Summer camps should be treated like any other holiday and with that in mind you should get some insurance to cover your child when they are away.
Lots of sports insurance companies will offer cover for summer camps and the summer camp you’re sending your child to may even offer their own insurance at a special rate tailor made to the activities they offer.
Insurance will cover accidents, liabilities and personal possessions – things that your standard insurance may not cover because of the type of environment the summer camp entails.
Some summer camps will let you come and visit before you decide to send your children there, so if you have any worries you can pop along before making a final decision.
Whilst there is no formal regulatory body for summer camps in the UK, institutions such as Ofsted and the British Activity Holiday Association (BAHA) are used to perform checks and ratings on camps in the UK. Visit their websites to see their analysis and compare your chosen summer camps.
Don’t forget, your children will be doing a lot of practical activities so practical clothing will be needed.
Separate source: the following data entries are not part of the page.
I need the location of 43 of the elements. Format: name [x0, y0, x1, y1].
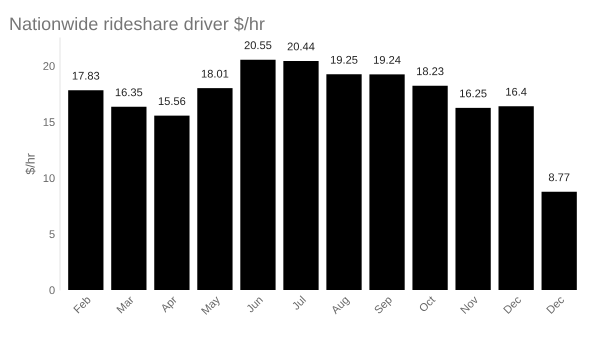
data-label: 20.44: [288, 42, 315, 50]
bar: [455, 108, 491, 290]
bar: [283, 60, 319, 290]
data-label: 18.23: [417, 67, 444, 76]
x-tick-label: Nov: [460, 295, 479, 314]
x-tick-label: May: [201, 295, 222, 316]
data-label: 18.01: [202, 70, 228, 78]
x-tick-label: Mar: [116, 295, 134, 314]
y-tick-label: 5: [49, 230, 55, 238]
bar: [154, 116, 190, 290]
y-tick-label: 10: [44, 174, 55, 182]
bar: [326, 74, 362, 290]
x-tick-label: Dec: [503, 295, 522, 314]
data-label: 8.77: [548, 173, 570, 182]
y-tick-label: 20: [43, 62, 55, 70]
bar: [68, 90, 104, 290]
y-tick-label: 15: [44, 118, 55, 126]
data-label: 17.83: [72, 72, 100, 80]
x-tick-label: Jun: [246, 296, 264, 314]
x-tick-label: Jul: [291, 295, 306, 311]
data-label: 16.35: [116, 88, 142, 96]
data-label: 15.56: [158, 97, 186, 106]
x-tick-label: Apr: [160, 295, 180, 314]
x-tick-label: Oct: [418, 295, 436, 312]
bar: [412, 86, 448, 290]
bar: [111, 106, 146, 290]
x-tick-label: Feb: [72, 295, 92, 314]
x-tick-label: Sep: [374, 295, 394, 316]
x-tick-label: Dec: [546, 295, 565, 314]
data-label: 16.4: [506, 88, 527, 96]
bar: [498, 106, 534, 290]
data-label: 19.24: [374, 56, 401, 64]
data-label: 20.55: [244, 41, 272, 50]
y-axis-title: $/hr: [25, 153, 36, 175]
bar: [197, 88, 233, 290]
data-label: 16.25: [460, 90, 487, 98]
bar: [542, 192, 577, 290]
y-tick-label: 0: [49, 286, 55, 294]
x-tick-label: Aug: [330, 296, 351, 316]
data-label: 19.25: [330, 56, 358, 64]
bar: [240, 60, 276, 290]
chart-title: Nationwide rideshare driver $/hr: [10, 16, 265, 32]
bar: [369, 74, 405, 290]
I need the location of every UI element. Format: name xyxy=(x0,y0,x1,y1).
Pack plenty of clothes suitable for getting muddy and make sure they have lots, so they don’t need to worry about running out of clean clothes.
Don’t be tempted to pack anything valuable – the risk of it getting lost, damaged or stolen could be quite high, and they probably won’t need it. After all, they will be busy making new friends and doing new activities so packing their Nintendo DS or iPad might be a bit unnecessary.
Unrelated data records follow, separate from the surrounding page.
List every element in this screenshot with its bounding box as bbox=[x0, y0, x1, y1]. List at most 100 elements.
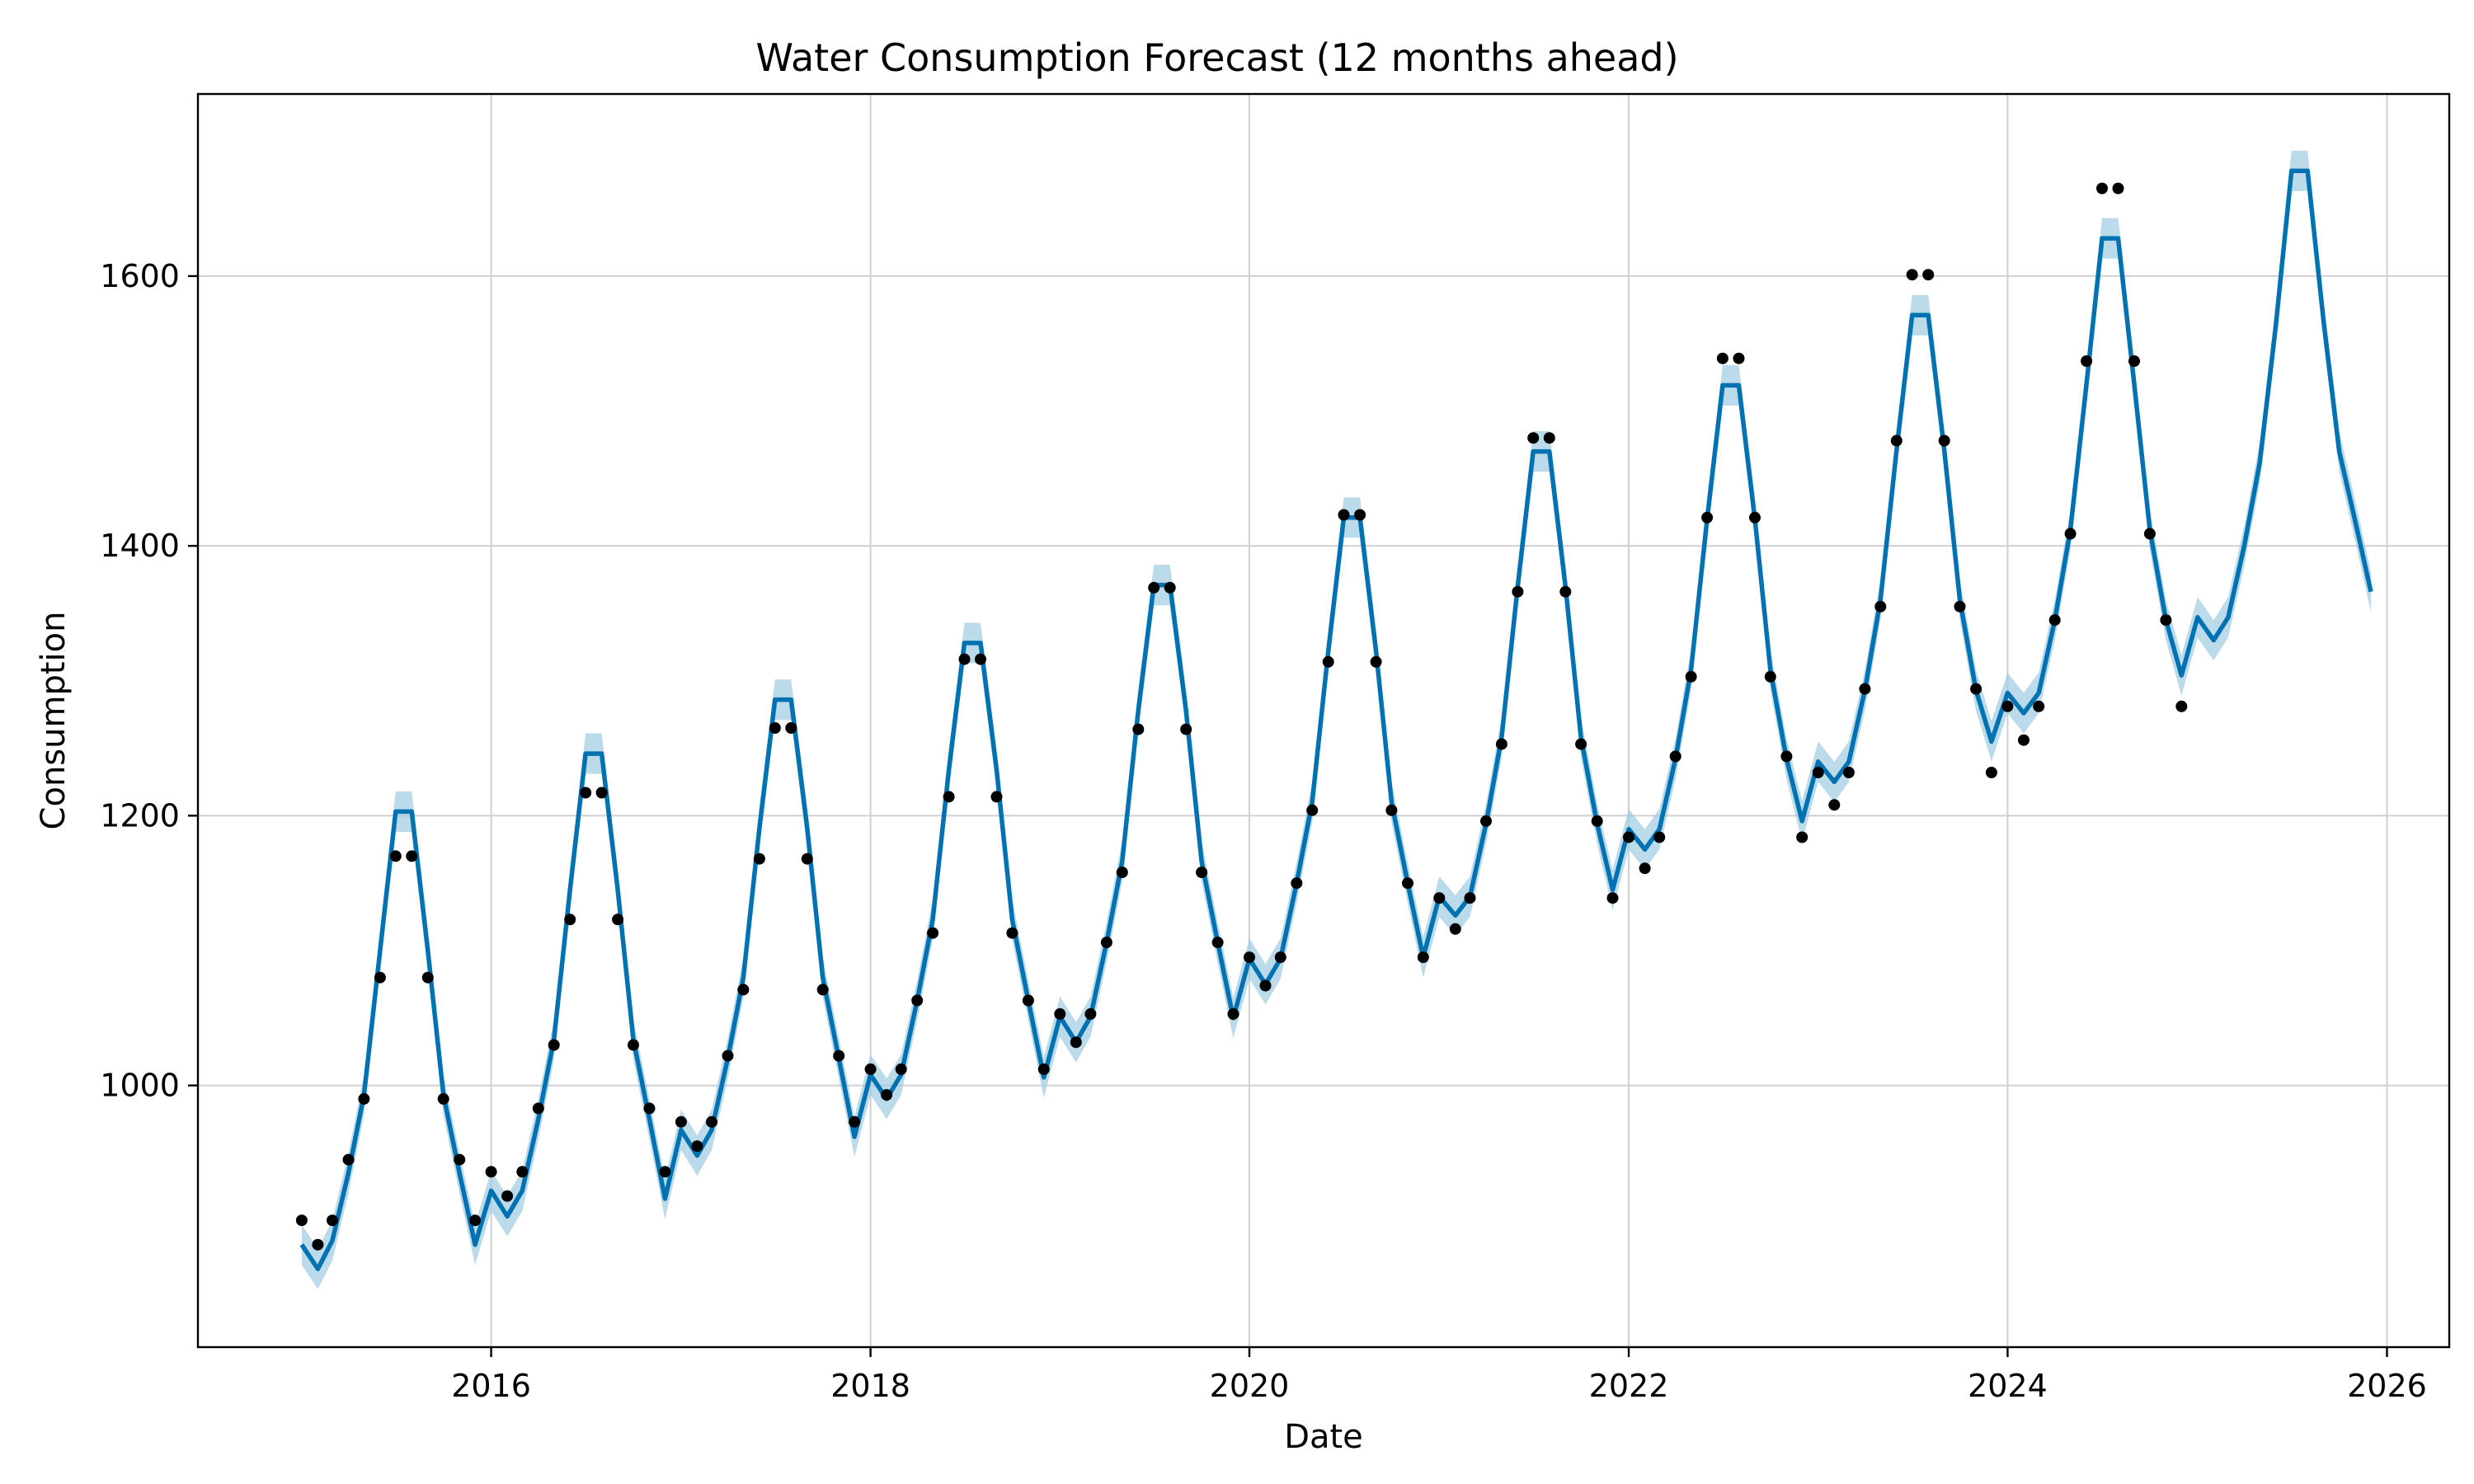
observed-data-point bbox=[1653, 831, 1666, 843]
observed-data-point bbox=[881, 1089, 893, 1101]
observed-data-point bbox=[2160, 614, 2172, 627]
x-tick-label: 2020 bbox=[1210, 1368, 1290, 1404]
observed-data-point bbox=[1495, 738, 1507, 750]
observed-data-point bbox=[816, 984, 829, 996]
observed-data-point bbox=[342, 1153, 355, 1166]
observed-data-point bbox=[1669, 750, 1681, 763]
observed-data-point bbox=[2128, 355, 2140, 367]
observed-data-point bbox=[1291, 877, 1303, 890]
observed-data-point bbox=[1764, 670, 1776, 683]
grid-lines bbox=[198, 94, 2449, 1347]
observed-data-point bbox=[1606, 892, 1619, 904]
observed-data-point bbox=[1022, 994, 1034, 1007]
forecast-series-line bbox=[299, 168, 2373, 1271]
y-tick-label: 1000 bbox=[100, 1068, 180, 1104]
observed-data-point bbox=[612, 913, 624, 926]
observed-data-point bbox=[1812, 767, 1824, 778]
observed-data-point bbox=[1433, 892, 1446, 904]
observed-data-point bbox=[1385, 804, 1398, 816]
observed-data-point bbox=[1100, 937, 1112, 949]
observed-data-point bbox=[1685, 670, 1697, 683]
observed-data-point bbox=[2001, 700, 2014, 712]
y-axis-ticks: 1000 1200 1400 1600 bbox=[100, 258, 198, 1104]
observed-data-point bbox=[1575, 738, 1587, 750]
observed-data-point bbox=[706, 1115, 717, 1128]
observed-data-point bbox=[1259, 979, 1272, 992]
observed-data-point bbox=[469, 1214, 482, 1227]
observed-data-point bbox=[1354, 509, 1366, 521]
observed-data-point bbox=[358, 1092, 370, 1105]
y-tick-label: 1600 bbox=[100, 258, 180, 294]
observed-data-point bbox=[1196, 866, 1208, 879]
observed-data-point bbox=[990, 791, 1003, 803]
uncertainty-band bbox=[301, 150, 2372, 1289]
observed-data-point bbox=[975, 653, 986, 665]
observed-data-point bbox=[958, 653, 971, 665]
observed-data-point bbox=[1070, 1036, 1082, 1049]
observed-data-point bbox=[389, 850, 402, 862]
observed-data-point bbox=[864, 1063, 877, 1075]
observed-data-point bbox=[1970, 683, 1982, 695]
observed-data-point bbox=[1890, 434, 1903, 447]
observed-data-point bbox=[580, 787, 592, 799]
observed-data-point bbox=[2033, 700, 2045, 712]
observed-data-point bbox=[2175, 700, 2188, 712]
observed-data-point bbox=[1180, 723, 1192, 735]
observed-data-point bbox=[1306, 804, 1319, 816]
observed-data-point bbox=[1148, 581, 1160, 594]
observed-data-point bbox=[849, 1115, 861, 1128]
x-tick-label: 2026 bbox=[2347, 1368, 2427, 1404]
chart-title: Water Consumption Forecast (12 months ah… bbox=[755, 35, 1678, 80]
observed-data-point bbox=[1985, 767, 1997, 778]
observed-data-point bbox=[406, 850, 418, 862]
observed-data-point bbox=[501, 1190, 514, 1202]
y-tick-label: 1200 bbox=[100, 797, 180, 834]
observed-data-point bbox=[564, 913, 576, 926]
observed-data-point bbox=[1859, 683, 1871, 695]
observed-data-point bbox=[532, 1102, 544, 1115]
observed-data-point bbox=[2048, 614, 2061, 627]
observed-data-point bbox=[2143, 528, 2156, 540]
observed-data-point bbox=[1132, 723, 1145, 735]
observed-points bbox=[295, 182, 2188, 1251]
observed-data-point bbox=[1591, 815, 1603, 827]
observed-data-point bbox=[911, 994, 924, 1007]
observed-data-point bbox=[1417, 951, 1429, 964]
observed-data-point bbox=[785, 722, 797, 734]
observed-data-point bbox=[1464, 892, 1476, 904]
observed-data-point bbox=[1639, 862, 1651, 875]
observed-data-point bbox=[1559, 585, 1572, 598]
observed-data-point bbox=[801, 852, 813, 865]
observed-data-point bbox=[643, 1102, 656, 1115]
observed-data-point bbox=[1211, 937, 1224, 949]
observed-data-point bbox=[2018, 734, 2030, 746]
observed-data-point bbox=[895, 1063, 907, 1075]
x-axis-label: Date bbox=[1284, 1418, 1363, 1456]
observed-data-point bbox=[753, 852, 765, 865]
observed-data-point bbox=[548, 1039, 560, 1051]
x-tick-label: 2018 bbox=[830, 1368, 910, 1404]
x-tick-label: 2016 bbox=[451, 1368, 531, 1404]
y-axis-label: Consumption bbox=[35, 612, 73, 830]
observed-data-point bbox=[2096, 182, 2108, 195]
x-tick-label: 2024 bbox=[1968, 1368, 2048, 1404]
y-tick-label: 1400 bbox=[100, 528, 180, 564]
observed-data-point bbox=[1402, 877, 1413, 890]
observed-data-point bbox=[927, 927, 939, 939]
observed-data-point bbox=[1227, 1007, 1239, 1020]
observed-data-point bbox=[374, 971, 386, 984]
observed-data-point bbox=[943, 791, 955, 803]
observed-data-point bbox=[1733, 352, 1745, 364]
observed-data-point bbox=[1749, 511, 1761, 524]
observed-data-point bbox=[1084, 1007, 1097, 1020]
observed-data-point bbox=[595, 787, 608, 799]
observed-data-point bbox=[312, 1238, 324, 1251]
observed-data-point bbox=[1037, 1063, 1050, 1075]
observed-data-point bbox=[1274, 951, 1286, 964]
observed-data-point bbox=[1527, 432, 1540, 444]
observed-data-point bbox=[1244, 951, 1255, 964]
observed-data-point bbox=[421, 971, 434, 984]
observed-data-point bbox=[1370, 655, 1382, 668]
observed-data-point bbox=[1906, 269, 1918, 281]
Remember to advise staff if your child has any medical conditions. They’ll supervise your child’s medication intake and keep this information to hand in case of an emergency.
Most parents will want to take their kids right to the door of summer camp, which is usually the most popular option.
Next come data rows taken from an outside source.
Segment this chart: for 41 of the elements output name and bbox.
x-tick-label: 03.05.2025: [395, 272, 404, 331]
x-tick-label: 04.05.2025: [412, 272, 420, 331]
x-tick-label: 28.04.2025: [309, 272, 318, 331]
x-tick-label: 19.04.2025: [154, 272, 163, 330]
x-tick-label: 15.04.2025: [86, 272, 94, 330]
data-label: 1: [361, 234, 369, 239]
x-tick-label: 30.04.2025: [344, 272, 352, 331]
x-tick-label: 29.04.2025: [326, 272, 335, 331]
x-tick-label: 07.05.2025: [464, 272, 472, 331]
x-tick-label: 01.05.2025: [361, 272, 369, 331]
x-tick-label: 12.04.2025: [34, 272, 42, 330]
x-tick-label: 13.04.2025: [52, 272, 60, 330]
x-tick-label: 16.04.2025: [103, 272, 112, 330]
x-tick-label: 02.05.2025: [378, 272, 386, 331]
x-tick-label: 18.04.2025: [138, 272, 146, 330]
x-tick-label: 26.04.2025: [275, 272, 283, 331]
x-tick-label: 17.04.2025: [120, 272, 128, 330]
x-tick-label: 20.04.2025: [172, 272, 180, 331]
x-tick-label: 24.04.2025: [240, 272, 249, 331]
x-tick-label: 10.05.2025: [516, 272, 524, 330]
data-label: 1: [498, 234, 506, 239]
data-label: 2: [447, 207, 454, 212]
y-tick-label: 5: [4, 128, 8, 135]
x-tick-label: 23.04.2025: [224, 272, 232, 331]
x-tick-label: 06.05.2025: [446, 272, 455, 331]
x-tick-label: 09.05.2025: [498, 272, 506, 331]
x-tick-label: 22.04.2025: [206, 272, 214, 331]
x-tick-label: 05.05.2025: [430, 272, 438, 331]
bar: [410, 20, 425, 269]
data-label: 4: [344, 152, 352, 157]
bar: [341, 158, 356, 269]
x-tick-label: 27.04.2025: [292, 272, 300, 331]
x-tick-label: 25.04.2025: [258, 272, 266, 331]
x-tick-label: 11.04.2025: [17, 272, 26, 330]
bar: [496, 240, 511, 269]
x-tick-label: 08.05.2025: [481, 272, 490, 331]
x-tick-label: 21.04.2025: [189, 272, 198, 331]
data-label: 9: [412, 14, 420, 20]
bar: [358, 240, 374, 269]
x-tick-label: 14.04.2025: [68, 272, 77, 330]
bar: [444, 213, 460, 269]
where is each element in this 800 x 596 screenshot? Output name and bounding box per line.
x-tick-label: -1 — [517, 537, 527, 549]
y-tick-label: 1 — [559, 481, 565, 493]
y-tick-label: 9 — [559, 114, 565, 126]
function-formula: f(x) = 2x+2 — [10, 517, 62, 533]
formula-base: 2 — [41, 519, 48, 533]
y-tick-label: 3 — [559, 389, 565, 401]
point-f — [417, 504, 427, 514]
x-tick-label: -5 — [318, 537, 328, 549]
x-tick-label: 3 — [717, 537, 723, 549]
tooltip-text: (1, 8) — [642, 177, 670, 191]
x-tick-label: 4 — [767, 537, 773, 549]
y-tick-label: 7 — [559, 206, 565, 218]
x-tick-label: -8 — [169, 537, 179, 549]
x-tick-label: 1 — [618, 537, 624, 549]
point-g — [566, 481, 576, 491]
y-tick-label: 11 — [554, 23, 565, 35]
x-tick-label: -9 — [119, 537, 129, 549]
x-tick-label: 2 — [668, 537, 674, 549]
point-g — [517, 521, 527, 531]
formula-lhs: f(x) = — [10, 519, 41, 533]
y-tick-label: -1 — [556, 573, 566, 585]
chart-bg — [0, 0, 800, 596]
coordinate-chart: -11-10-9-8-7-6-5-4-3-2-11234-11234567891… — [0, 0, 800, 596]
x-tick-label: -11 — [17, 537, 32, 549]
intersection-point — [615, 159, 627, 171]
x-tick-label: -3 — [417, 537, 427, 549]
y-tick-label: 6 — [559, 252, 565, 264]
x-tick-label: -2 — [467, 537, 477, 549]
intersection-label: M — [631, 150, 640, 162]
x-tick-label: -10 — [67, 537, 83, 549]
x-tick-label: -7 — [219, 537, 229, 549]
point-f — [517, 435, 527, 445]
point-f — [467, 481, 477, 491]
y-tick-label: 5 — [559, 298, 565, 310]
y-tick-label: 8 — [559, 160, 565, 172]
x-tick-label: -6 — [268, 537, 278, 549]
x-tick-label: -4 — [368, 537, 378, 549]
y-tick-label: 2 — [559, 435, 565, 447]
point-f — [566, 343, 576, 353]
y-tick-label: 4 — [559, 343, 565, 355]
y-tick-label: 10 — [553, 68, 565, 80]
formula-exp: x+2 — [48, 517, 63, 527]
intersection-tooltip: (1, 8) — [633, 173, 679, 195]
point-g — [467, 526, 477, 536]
However, for those without convenient transport or who live far away, some summer camps will arrange to pick up your children from local train stations near to the camp and drop them off there when camp is over.
Everyone that works at the summer camp will be trained to deal with children’s concerns and worries. When your child arrives they will be given a team leader which will be their point of contact if they have any concerns or worries.
Most summer camps don’t allow the usage of mobile phones or other technology, meaning that your child is encouraged to go to a member of staff before contacting you. This means that cases of homesickness can be remedied a lot easier by staff that will encourage your child to join in.
Of course, if there is any major cause for concern, staff members will contact you, and similarly you can contact the camp if you feel there are any urgent issues.
Camp Beaumont, who has been running summer camps for over 30 years, has an extensive parents area on their website which outlines many of the common queries and problems parents may have before summer camp begins.
There’s also a forum and a detailed welcome pack that can be a great reference even if your child is attending a different camp.
Most summer camps in the UK take place on school grounds, or grounds that are regulated like a school, meaning that all visitors must be accounted for and all members of staff must wear visible badges that affiliate them to the camp.
At night a team of staff will look after the camp, ensuring the children stay in their quarters and that no other security is compromised.
One of the best things you can do if you have any other queries is to simply contact the camp you’re sending your child to. Staff are friendly and have years of experience dealing with all kinds of children, so will be able to answer any questions you may have.